Palazzi
Nel centro storico della città si possono ammirare diversi palazzi signorili quali: Palazzo Quidera, in via G.Garibaldi, appartenuto alla nobile famiglia Giglio e dotato di un ricchissimo portale tardo –barocco, Palazzo Melodia- La Rocca (1803), dagli ornati neo-rinascimentali, Palazzo Piccione-Frangipane, con portale e balconate barocche, Palazzo Pavone, in puro stile neoclassico, Palazzo Venuti, dalle armoniose verande sovrapposte tipiche degli edifici di fine ‘800, Palazzo Signorelli, esempio della finezza stilistica del Liberty.
Palazzo dei Principi
Fino alla prima metà del ‘600 il Palazzo dei Principi Tagliavia- Aragona- Pignatelli, che era stato edificato su un preesistente castello del XIII sec., conservò l’aspetto di castello turrito; in seguito subì tanti e tali modifiche fino ad assumere l’aspetto di un palazzo barocco.
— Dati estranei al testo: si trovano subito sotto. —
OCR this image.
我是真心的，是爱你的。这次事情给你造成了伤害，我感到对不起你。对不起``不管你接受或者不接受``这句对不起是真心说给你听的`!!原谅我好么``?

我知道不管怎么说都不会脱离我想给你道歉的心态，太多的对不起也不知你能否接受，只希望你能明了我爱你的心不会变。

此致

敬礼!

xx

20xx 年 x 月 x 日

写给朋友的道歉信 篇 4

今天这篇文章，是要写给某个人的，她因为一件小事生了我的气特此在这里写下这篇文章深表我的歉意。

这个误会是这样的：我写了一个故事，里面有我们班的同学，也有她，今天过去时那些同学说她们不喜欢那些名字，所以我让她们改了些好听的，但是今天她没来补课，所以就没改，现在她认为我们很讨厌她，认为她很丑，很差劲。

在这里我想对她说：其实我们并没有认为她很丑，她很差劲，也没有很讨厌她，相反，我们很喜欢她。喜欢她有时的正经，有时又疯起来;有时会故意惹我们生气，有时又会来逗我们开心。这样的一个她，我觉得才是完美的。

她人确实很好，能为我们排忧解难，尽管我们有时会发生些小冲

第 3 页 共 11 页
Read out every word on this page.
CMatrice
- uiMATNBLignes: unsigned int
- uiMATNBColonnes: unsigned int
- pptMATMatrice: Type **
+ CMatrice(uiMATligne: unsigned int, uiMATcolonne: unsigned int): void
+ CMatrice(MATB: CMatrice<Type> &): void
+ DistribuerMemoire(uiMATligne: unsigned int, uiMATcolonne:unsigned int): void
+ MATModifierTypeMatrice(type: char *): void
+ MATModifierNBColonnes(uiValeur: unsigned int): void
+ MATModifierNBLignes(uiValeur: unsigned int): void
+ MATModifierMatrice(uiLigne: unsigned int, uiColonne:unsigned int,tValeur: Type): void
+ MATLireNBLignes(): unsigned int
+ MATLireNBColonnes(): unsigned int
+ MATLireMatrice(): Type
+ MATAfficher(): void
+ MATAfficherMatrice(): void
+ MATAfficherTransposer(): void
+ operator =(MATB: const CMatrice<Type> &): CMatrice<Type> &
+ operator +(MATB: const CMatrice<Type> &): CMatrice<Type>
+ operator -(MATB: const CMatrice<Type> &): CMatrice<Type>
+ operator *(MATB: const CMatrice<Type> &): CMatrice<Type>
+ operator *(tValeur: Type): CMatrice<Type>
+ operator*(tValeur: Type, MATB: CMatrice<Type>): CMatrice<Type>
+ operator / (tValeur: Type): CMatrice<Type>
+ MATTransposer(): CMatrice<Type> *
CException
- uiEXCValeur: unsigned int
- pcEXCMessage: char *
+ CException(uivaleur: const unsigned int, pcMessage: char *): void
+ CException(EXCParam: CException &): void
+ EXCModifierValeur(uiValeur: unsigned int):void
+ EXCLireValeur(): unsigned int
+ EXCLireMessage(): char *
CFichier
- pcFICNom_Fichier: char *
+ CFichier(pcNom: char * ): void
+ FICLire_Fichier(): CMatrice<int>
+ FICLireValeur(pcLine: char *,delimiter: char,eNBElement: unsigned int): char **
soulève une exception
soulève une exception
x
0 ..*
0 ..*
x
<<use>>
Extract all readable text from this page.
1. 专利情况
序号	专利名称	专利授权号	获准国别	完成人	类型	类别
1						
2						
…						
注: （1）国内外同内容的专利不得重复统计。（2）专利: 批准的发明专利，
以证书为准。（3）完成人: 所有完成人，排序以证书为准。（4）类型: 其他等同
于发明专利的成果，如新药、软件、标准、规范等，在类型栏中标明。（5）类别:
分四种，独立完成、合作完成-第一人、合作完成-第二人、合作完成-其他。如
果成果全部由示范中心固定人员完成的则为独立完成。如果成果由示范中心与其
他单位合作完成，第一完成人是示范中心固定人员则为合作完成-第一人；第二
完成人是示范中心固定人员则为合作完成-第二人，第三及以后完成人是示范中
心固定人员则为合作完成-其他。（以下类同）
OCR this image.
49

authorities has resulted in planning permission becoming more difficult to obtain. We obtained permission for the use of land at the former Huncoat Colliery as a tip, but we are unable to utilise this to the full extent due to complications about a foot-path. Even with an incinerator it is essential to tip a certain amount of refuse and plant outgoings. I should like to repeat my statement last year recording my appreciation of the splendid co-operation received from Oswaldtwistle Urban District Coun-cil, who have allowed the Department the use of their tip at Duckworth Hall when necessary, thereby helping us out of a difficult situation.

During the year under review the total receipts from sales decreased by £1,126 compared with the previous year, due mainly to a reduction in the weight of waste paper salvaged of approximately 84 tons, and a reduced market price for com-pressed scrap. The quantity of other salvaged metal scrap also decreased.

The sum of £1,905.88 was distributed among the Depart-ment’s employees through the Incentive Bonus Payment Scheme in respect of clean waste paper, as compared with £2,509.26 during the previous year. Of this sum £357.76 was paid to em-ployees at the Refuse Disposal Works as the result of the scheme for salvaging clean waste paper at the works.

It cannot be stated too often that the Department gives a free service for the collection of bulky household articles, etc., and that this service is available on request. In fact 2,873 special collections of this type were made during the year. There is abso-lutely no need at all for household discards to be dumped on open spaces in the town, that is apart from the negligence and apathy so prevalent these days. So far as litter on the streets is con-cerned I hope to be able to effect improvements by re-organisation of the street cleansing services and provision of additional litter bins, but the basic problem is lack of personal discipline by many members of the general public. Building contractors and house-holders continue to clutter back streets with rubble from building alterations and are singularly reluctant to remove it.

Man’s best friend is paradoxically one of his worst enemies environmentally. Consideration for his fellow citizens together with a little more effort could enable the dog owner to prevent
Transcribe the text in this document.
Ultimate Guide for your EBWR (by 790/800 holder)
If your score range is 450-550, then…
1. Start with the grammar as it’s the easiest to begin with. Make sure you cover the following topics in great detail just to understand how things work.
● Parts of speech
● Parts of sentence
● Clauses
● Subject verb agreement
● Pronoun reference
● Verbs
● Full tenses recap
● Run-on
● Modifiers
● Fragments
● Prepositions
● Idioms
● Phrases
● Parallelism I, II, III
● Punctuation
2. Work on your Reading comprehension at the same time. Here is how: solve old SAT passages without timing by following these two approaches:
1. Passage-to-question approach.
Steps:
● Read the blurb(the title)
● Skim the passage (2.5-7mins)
Alla fine del ‘400 il castello doveva apparire splendido ed imponente per la sua altezza, munito agli angoli di 4 torri, di cui una ottagonale ed ancora visibile, la merlatura. Il fossato con ponte levatoio metteva in comunicazione il castello con la piazza; esso divenne il simbolo del prestigio della famiglia Aragona -Tagliavia, arrivando a contare ben 130 stanze. Nel ‘600 una delle torri del castello venne smantellata e sostituita dalla chiesa della Collegiata di San Pietro; nello stesso periodo venne realizzato un altro appartamento che fu sede ed ancora lo è del Municipio, a cui si accede da una scala propria. Nel periodo di massimo splendore, il palazzo ospitò nobili famiglie siciliane ed anche i viceré vi soggiornarono per ricche battute di caccia nei boschi circostanti. Alla fine dell’600 i principi di Castelvetrano si trasferirono a Palermo e Napoli; da questo momento comincia per il palazzo un periodo di lento e inesorabile declino. Due secoli più tardi il palazzo fu diviso in appartamenti mentre durante l’ultimo conflitto mondiale venne requisito e utilizzato come caserma. Dopo la guerra e fino agli anni settanta, fu abitato da numerose famiglie, fino a quando, morta l’ultima principessa di Castelvetrano, gli eredi lo misero in vendita. L’attuale proprietario ne sta curando il recupero. L’ingresso principale al palazzo è nella odierna piazza Carlo d’Aragona Tagliavia, già piazza G.Garibaldi; attraversato un androne si accede ad un ampio atrio delimitato da un porticato con volte a crociera ed archi a pieno centro. Vi si aprivano i magazzini, le scuderie e le tre scale che portano agli appartamenti nobili.